Our systematic synthesis of 203 empirical studies indicates that depression arises not from a single neurotransmitter or gene, but from a complex, interactive network of receptor-mediated processes spanning monoaminergic, glutamatergic, GABAergic, neuropeptidergic, hormonal, metabolic, immuno inflammatory, and neurotrophic systems. Across these domains, convergent evidence shows that disturbances in receptor signaling, whether caused by genetic variation, epigenetic modulation, or altered receptor expression, shape the molecular framework underlying mood dysregulation.
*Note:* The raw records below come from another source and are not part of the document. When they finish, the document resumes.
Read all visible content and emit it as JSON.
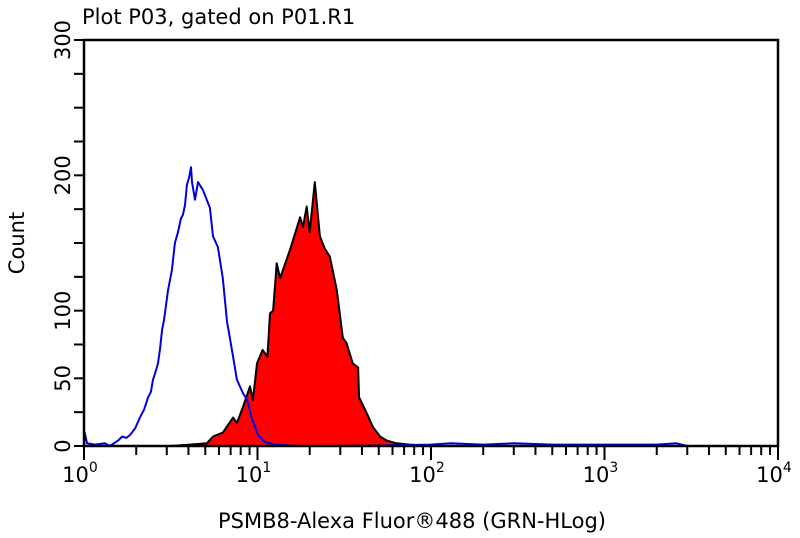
{
  "chart_data": {
    "type": "area",
    "title": "Plot P03, gated on P01.R1",
    "xlabel": "PSMB8-Alexa Fluor®488 (GRN-HLog)",
    "ylabel": "Count",
    "xscale": "log",
    "xlim": [
      1,
      10000
    ],
    "ylim": [
      0,
      300
    ],
    "x_tick_labels": [
      {
        "base": "10",
        "exp": "0"
      },
      {
        "base": "10",
        "exp": "1"
      },
      {
        "base": "10",
        "exp": "2"
      },
      {
        "base": "10",
        "exp": "3"
      },
      {
        "base": "10",
        "exp": "4"
      }
    ],
    "y_tick_labels": [
      "0",
      "50",
      "100",
      "200",
      "300"
    ],
    "y_tick_values": [
      0,
      50,
      100,
      200,
      300
    ],
    "grid": false,
    "series": [
      {
        "style": "outline",
        "color": "#0000dd",
        "points": [
          [
            1.0,
            0
          ],
          [
            1.01,
            10
          ],
          [
            1.04,
            2
          ],
          [
            1.16,
            1
          ],
          [
            1.32,
            2
          ],
          [
            1.41,
            0
          ],
          [
            1.57,
            4
          ],
          [
            1.66,
            7
          ],
          [
            1.75,
            6
          ],
          [
            1.84,
            8
          ],
          [
            1.97,
            13
          ],
          [
            2.1,
            21
          ],
          [
            2.22,
            27
          ],
          [
            2.34,
            36
          ],
          [
            2.43,
            40
          ],
          [
            2.5,
            49
          ],
          [
            2.56,
            53
          ],
          [
            2.67,
            61
          ],
          [
            2.74,
            71
          ],
          [
            2.82,
            86
          ],
          [
            2.89,
            93
          ],
          [
            3.05,
            115
          ],
          [
            3.21,
            130
          ],
          [
            3.34,
            150
          ],
          [
            3.48,
            158
          ],
          [
            3.62,
            168
          ],
          [
            3.72,
            171
          ],
          [
            3.82,
            178
          ],
          [
            3.92,
            193
          ],
          [
            4.03,
            198
          ],
          [
            4.14,
            206
          ],
          [
            4.19,
            195
          ],
          [
            4.36,
            182
          ],
          [
            4.54,
            195
          ],
          [
            4.85,
            189
          ],
          [
            5.32,
            176
          ],
          [
            5.54,
            155
          ],
          [
            5.91,
            147
          ],
          [
            6.31,
            124
          ],
          [
            6.67,
            92
          ],
          [
            7.23,
            66
          ],
          [
            7.61,
            49
          ],
          [
            8.25,
            39
          ],
          [
            8.71,
            34
          ],
          [
            9.29,
            20
          ],
          [
            10.1,
            8
          ],
          [
            11.0,
            3
          ],
          [
            12.6,
            1
          ],
          [
            17.6,
            0
          ],
          [
            28,
            0
          ],
          [
            100,
            1
          ],
          [
            130,
            2
          ],
          [
            200,
            1
          ],
          [
            300,
            2
          ],
          [
            500,
            1
          ],
          [
            1000,
            1
          ],
          [
            2000,
            1
          ],
          [
            2600,
            2
          ],
          [
            3000,
            0
          ]
        ]
      },
      {
        "style": "filled",
        "color": "#ff0000",
        "outline_color": "#000000",
        "points": [
          [
            3.13,
            0
          ],
          [
            4.08,
            1
          ],
          [
            5.11,
            2
          ],
          [
            5.54,
            7
          ],
          [
            6.32,
            10
          ],
          [
            7.23,
            21
          ],
          [
            7.61,
            17
          ],
          [
            8.25,
            29
          ],
          [
            9.05,
            44
          ],
          [
            9.41,
            34
          ],
          [
            9.93,
            61
          ],
          [
            10.7,
            71
          ],
          [
            11.4,
            66
          ],
          [
            11.8,
            98
          ],
          [
            12.3,
            100
          ],
          [
            12.9,
            135
          ],
          [
            13.5,
            124
          ],
          [
            15.4,
            145
          ],
          [
            17.6,
            169
          ],
          [
            18.3,
            162
          ],
          [
            19.2,
            177
          ],
          [
            20.0,
            158
          ],
          [
            21.4,
            195
          ],
          [
            22.9,
            155
          ],
          [
            24.4,
            146
          ],
          [
            26.1,
            140
          ],
          [
            28.7,
            115
          ],
          [
            31.0,
            80
          ],
          [
            32.6,
            76
          ],
          [
            35.4,
            61
          ],
          [
            38.0,
            58
          ],
          [
            38.5,
            36
          ],
          [
            42.7,
            24
          ],
          [
            46.3,
            14
          ],
          [
            50.9,
            7
          ],
          [
            55.6,
            4
          ],
          [
            63.2,
            2
          ],
          [
            75.2,
            1
          ],
          [
            98.6,
            0
          ]
        ]
      }
    ]
  }
}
Integrative multi-omics research demonstrates that receptor function is dynamically influenced by interactions across genomic, transcriptomic, and epigenomic layers, while advanced in vivo imaging enables precise quantification of receptor dynamics in human populations. Single-cell and spatial transcriptomic analyses further reveal cell type and region-specific patterns of receptor expression, offering insight into interindividual differences in vulnerability and treatment response.

Experimental manipulations at the circuit level provide causal evidence for the involvement of receptor-specific pathways in mood regulation, and translational studies highlight how molecular findings inform the development of novel therapies, including NMDA and GABA-A modulators, glucocorticoid receptor regulators, and immune-targeted antidepressants.

Overall, the accumulated evidence supports a shift from monoamine-centered hypotheses toward a multidimensional receptor network model of depression, in which diverse signaling systems converge on shared mechanisms of synaptic plasticity, stress adaptation, and neuroimmune balance. Future work integrating longitudinal clinical phenotyping, comprehensive multi-omics profiling, and receptor-based therapeutic approaches will be essential to progress from molecular association to causal understanding and individualized treatment strategies.